Align your spine is a four-week series of posts published for the next four weeks on Wednesdays breaking down the pain you are experiencing in your spine. Realigning the four major parts of your spine can lead to a life without pain. Each week new stretches will be offered. Join us as we work our way down your spine.
You’re only as old as your spine is young.
This lifestyle is destroying our spines. Sitting hunched endlessly over gadgets (even as I type this, ha!) We clip our earlobes with the tops of our shoulders. Collarbones collapse inward as we let go of any sense of our pecs (chest) muscles. Our shoulder blades yearn for us to reunite them. Loosen up our helplessly extended rhomboids (muscle between your blades).
In 2014, let us endeavour to correct these bad habits waiting to metastasize into long term pain.
Stop leaning over to read this article. As per last week’s article, tuck that chin in and move your skull back. Stand up. Roll your shoulders backwards until your collarbones press forward. Keep rolling the shoulder blades towards each other (you can place a pencil between them if unsure). As you roll the shoulders back, rotate the wrists so the palms face forward.
Remember that skeleton in science class? That’s the look you’re going for.
If your shoulders are moving up towards the ears, gently slide the shoulder blades back down. Your chest should feel a stretch here. This upper/mid part of the back is your thoracic spine, the part that hunches when you play with your techno-gadgets. By opening the chest here, you will greatly improve the posture in this part of your spine.

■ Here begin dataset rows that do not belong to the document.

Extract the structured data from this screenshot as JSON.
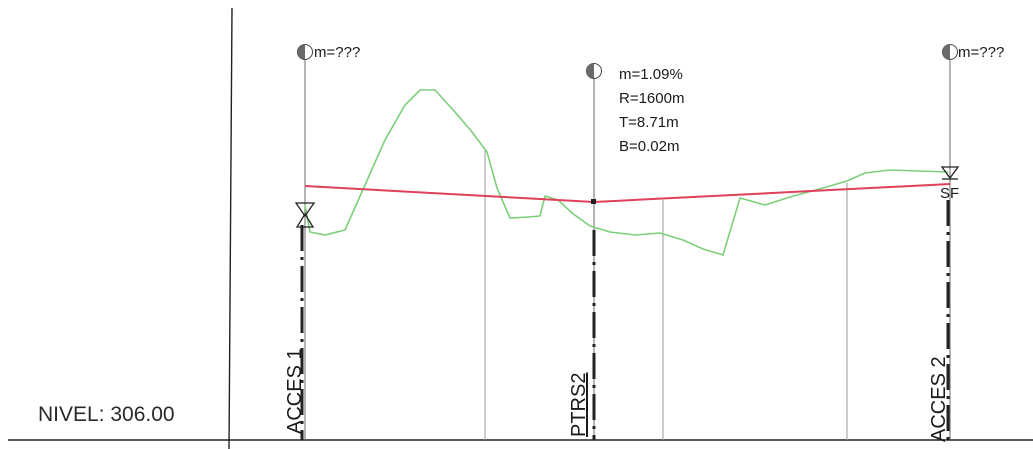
{
  "level_label": "NIVEL: 306.00",
  "curve_left": {
    "slope": "m=???"
  },
  "curve_mid": {
    "slope": "m=1.09%",
    "radius": "R=1600m",
    "tangent": "T=8.71m",
    "bisector": "B=0.02m"
  },
  "curve_right": {
    "slope": "m=???"
  },
  "stations": {
    "left": "ACCES 1",
    "middle": "PTRS2",
    "right": "ACCES 2"
  },
  "end_marker": "SF",
  "colors": {
    "grade_line": "#e0405a",
    "terrain_line": "#7ccf7a",
    "ink": "#1a1a1a",
    "grid": "#9a9a9a"
  }
}
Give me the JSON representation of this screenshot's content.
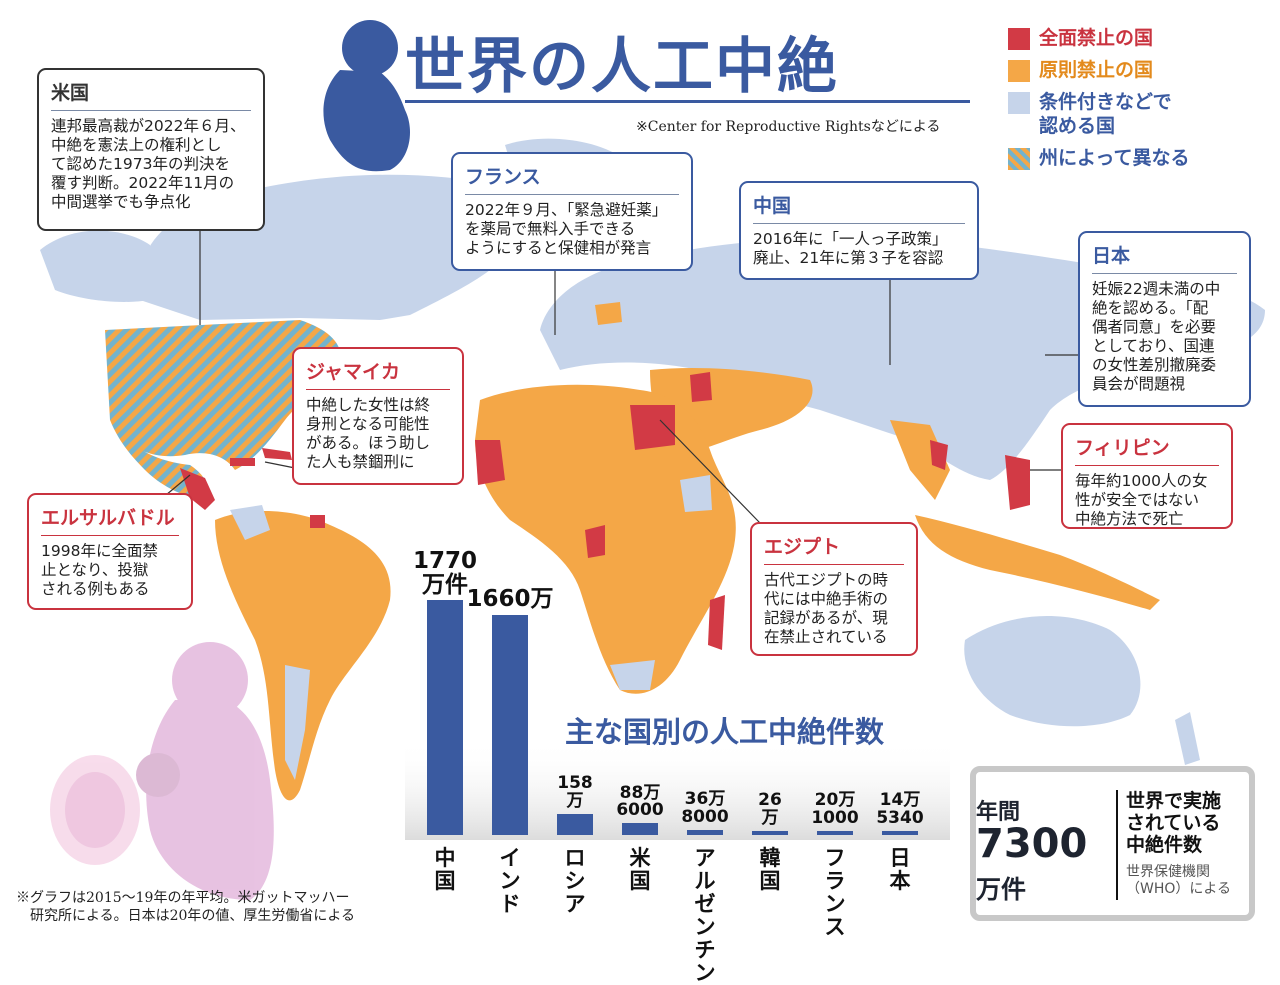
{
  "title": "世界の人工中絶",
  "source_note": "※Center for Reproductive Rightsなどによる",
  "colors": {
    "full_ban": "#d23a45",
    "principle_ban": "#f4a747",
    "conditional": "#c6d4ea",
    "state_dependent_stripe_a": "#f4a747",
    "state_dependent_stripe_b": "#74b3cc",
    "accent_blue": "#3a5aa0",
    "accent_red": "#c9333f"
  },
  "legend": [
    {
      "label": "全面禁止の国",
      "color": "#d23a45",
      "icon": "red-square"
    },
    {
      "label": "原則禁止の国",
      "color": "#f4a747",
      "icon": "orange-square"
    },
    {
      "label": "条件付きなどで\n認める国",
      "color": "#c6d4ea",
      "icon": "lightblue-square"
    },
    {
      "label": "州によって異なる",
      "color": "striped",
      "icon": "striped-square"
    }
  ],
  "callouts": {
    "us": {
      "heading": "米国",
      "text": "連邦最高裁が2022年６月、\n中絶を憲法上の権利とし\nて認めた1973年の判決を\n覆す判断。2022年11月の\n中間選挙でも争点化"
    },
    "france": {
      "heading": "フランス",
      "text": "2022年９月、「緊急避妊薬」\nを薬局で無料入手できる\nようにすると保健相が発言"
    },
    "china": {
      "heading": "中国",
      "text": "2016年に「一人っ子政策」\n廃止、21年に第３子を容認"
    },
    "japan": {
      "heading": "日本",
      "text": "妊娠22週未満の中\n絶を認める。「配\n偶者同意」を必要\nとしており、国連\nの女性差別撤廃委\n員会が問題視"
    },
    "jamaica": {
      "heading": "ジャマイカ",
      "text": "中絶した女性は終\n身刑となる可能性\nがある。ほう助し\nた人も禁錮刑に"
    },
    "philippines": {
      "heading": "フィリピン",
      "text": "毎年約1000人の女\n性が安全ではない\n中絶方法で死亡"
    },
    "el_salvador": {
      "heading": "エルサルバドル",
      "text": "1998年に全面禁\n止となり、投獄\nされる例もある"
    },
    "egypt": {
      "heading": "エジプト",
      "text": "古代エジプトの時\n代には中絶手術の\n記録があるが、現\n在禁止されている"
    }
  },
  "chart_title": "主な国別の人工中絶件数",
  "chart_data": {
    "type": "bar",
    "title": "主な国別の人工中絶件数",
    "categories": [
      "中国",
      "インド",
      "ロシア",
      "米国",
      "アルゼンチン",
      "韓国",
      "フランス",
      "日本"
    ],
    "category_labels": [
      "中\n国",
      "イ\nン\nド",
      "ロ\nシ\nア",
      "米\n国",
      "ア\nル\nゼ\nン\nチ\nン",
      "韓\n国",
      "フ\nラ\nン\nス",
      "日\n本"
    ],
    "values": [
      17700000,
      16600000,
      1580000,
      886000,
      368000,
      260000,
      201000,
      145340
    ],
    "value_labels": [
      "1770\n万件",
      "1660万",
      "158\n万",
      "88万\n6000",
      "36万\n8000",
      "26\n万",
      "20万\n1000",
      "14万\n5340"
    ],
    "unit": "件",
    "ylim": [
      0,
      17700000
    ]
  },
  "footnote": "※グラフは2015～19年の年平均。米ガットマッハー\n　研究所による。日本は20年の値、厚生労働省による",
  "stat_box": {
    "label_top": "年間",
    "value": "7300",
    "unit": "万件",
    "description": "世界で実施\nされている\n中絶件数",
    "source": "世界保健機関\n（WHO）による"
  }
}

When you first start working with this stretch, you will likely feel a bit sore as your spine is not used to moving into correct postural alignment. Rather than hold this stretch, work on rotating the shoulders/wrists forward and back a few times. Finally, hold the stretch for a good 30 seconds before resuming your work.
If you can remind yourself to pinch the pencil between your blades while typing, you will do your spine a great service.
Now for a stretch you can do at home to open up that thoracic spine:
Open the book
1. Lay completely on your side. Lay the arms straight in front of you, palms close together (close the book).
2. Slowly lift the top arm up and send it (completely straight) behind you as your shoulders roll out onto the mat (open the book). The arm should move directly across the chest to the other side. No need for the arm to actually touch the floor. You should feel the stretch in your pecs (chest).
3. With control, bring that arm back over the chest (completely straight) and rest that palm back on the other palm (close the book).
4. Repeat the movement about 10 times. Then switch sides.
This stretch can be performed right after waking up in the morning, before bed, anytime of the day. A gentle non-invasive stretch that will help un-hunch you.